BETWEEN the lines of Hans Christian Andersen’s Little Mermaid lurks the warning ‘be careful what you wish for...’ In Northern Ballet’s new staging of his fairytale – choreographed by artistic director David Nixon – that cautionary note haunts every step that mermaid Marilla so painfully takes for true love.

Underwater, Marilla (Abigail Prudames) epitomises high-spirited wonderment and carefree grace. Nixon’s pale aqua-hued costume designs for the sea folk float gauzily with every move, the high lifts that swoop Marilla and her mermaid sisters across the stage conjure a quite magical illusion of weighlessness which – allied to the lilting Celtic surges in Sally Beamish’s music – suggests this is Arcadia below the waves. But then Marilla falls head over gossamer tail in love with a human, Prince Adair (a dashingly athletic Joseph Taylor). Her wish to be with him on-land (and have functioning legs) brings not just heartache, but physical agonies and ultimately fatal self-sacrifice.

Watching Prudames expressing a naive passion for a man who is only ever kind to her, is so harrowing you almost resent his happiness with a bride (Dreda Blow) who can join in the swaggering, reeling ensembles of wedding celebration – men in kilts, women in earthy reds and russets – or soften into a private waltz when the couple are alone.

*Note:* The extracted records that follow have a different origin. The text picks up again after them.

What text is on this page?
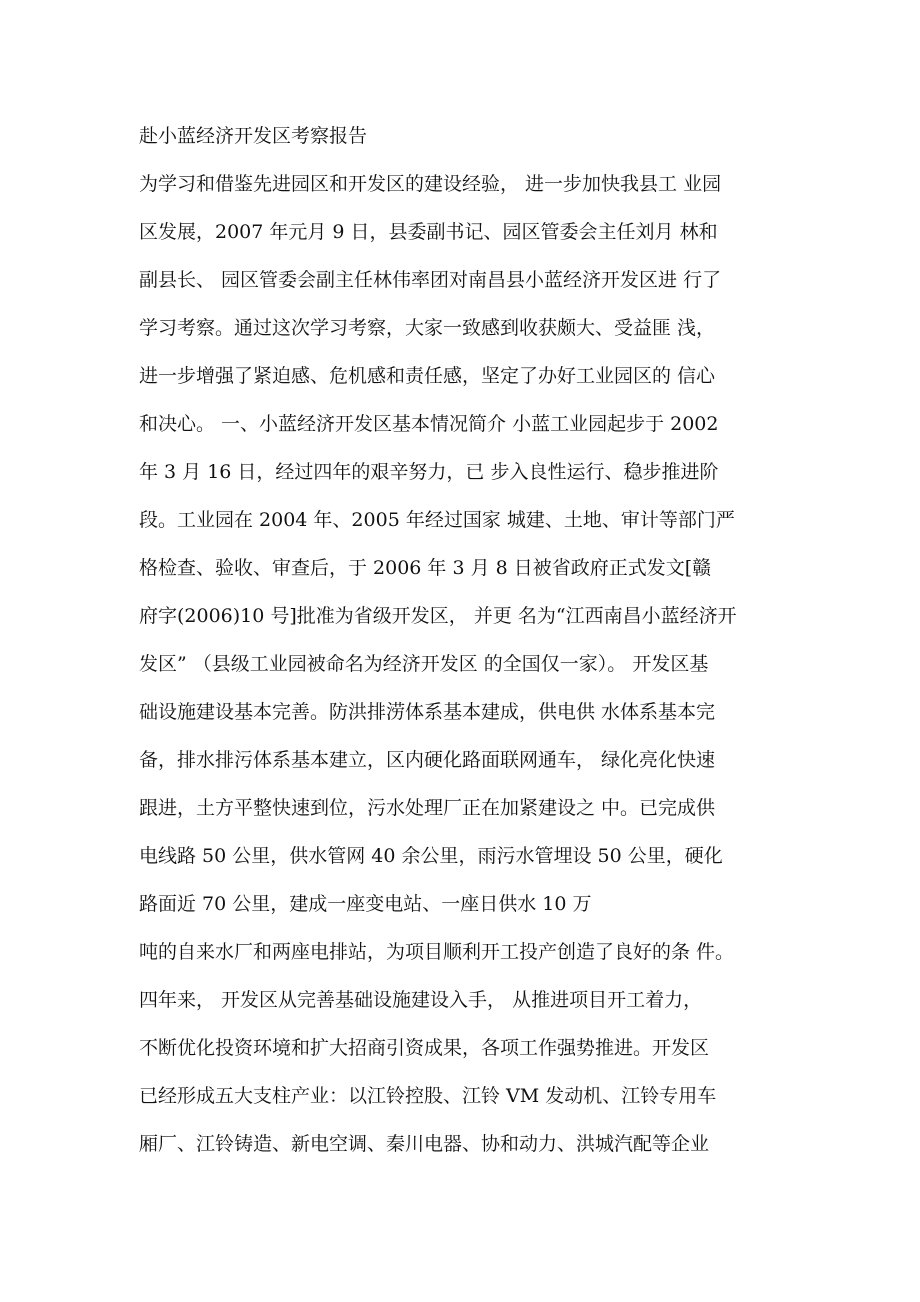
赴小蓝经济开发区考察报告
为学习和借鉴先进园区和开发区的建设经验， 进一步加快我县工 业园
区发展，2007 年元月 9 日，县委副书记、园区管委会主任刘月 林和
副县长、 园区管委会副主任林伟率团对南昌县小蓝经济开发区进 行了
学习考察。通过这次学习考察，大家一致感到收获颇大、受益匪 浅，
进一步增强了紧迫感、危机感和责任感，坚定了办好工业园区的 信心
和决心。 一、小蓝经济开发区基本情况简介 小蓝工业园起步于 2002
年 3 月 16 日，经过四年的艰辛努力，已 步入良性运行、稳步推进阶
段。工业园在 2004 年、2005 年经过国家 城建、土地、审计等部门严
格检查、验收、审查后，于 2006 年 3 月 8 日被省政府正式发文[赣
府字(2006)10 号]批准为省级开发区， 并更 名为“江西南昌小蓝经济开
发区” （县级工业园被命名为经济开发区 的全国仅一家）。 开发区基
础设施建设基本完善。防洪排涝体系基本建成，供电供 水体系基本完
备，排水排污体系基本建立，区内硬化路面联网通车， 绿化亮化快速
跟进，土方平整快速到位，污水处理厂正在加紧建设之 中。已完成供
电线路 50 公里，供水管网 40 余公里，雨污水管埋设 50 公里，硬化
路面近 70 公里，建成一座变电站、一座日供水 10 万
吨的自来水厂和两座电排站，为项目顺利开工投产创造了良好的条 件。
四年来， 开发区从完善基础设施建设入手， 从推进项目开工着力，
不断优化投资环境和扩大招商引资成果，各项工作强势推进。开发区
已经形成五大支柱产业：以江铃控股、江铃 VM 发动机、江铃专用车
厢厂、江铃铸造、新电空调、秦川电器、协和动力、洪城汽配等企业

It’s not just the costumes that define the different worlds. Nixon’s choreography – like Beamish’s specially commissioned score – shifts persuasively between the fluidity of the undersea realm and the more grounded energies on land.

And yet...there are also tantalising echoes in the Prince’s duets with Marilla, of their first encounter when she rescued him from drowning, and thereafter cherished his life above her own. Ingenious set designs, atmospheric lighting, exceptional performances - from live musicians and dancers alike – make you wish you could see it all again. Be warned – you’ll have to head to Milton Keyes for that!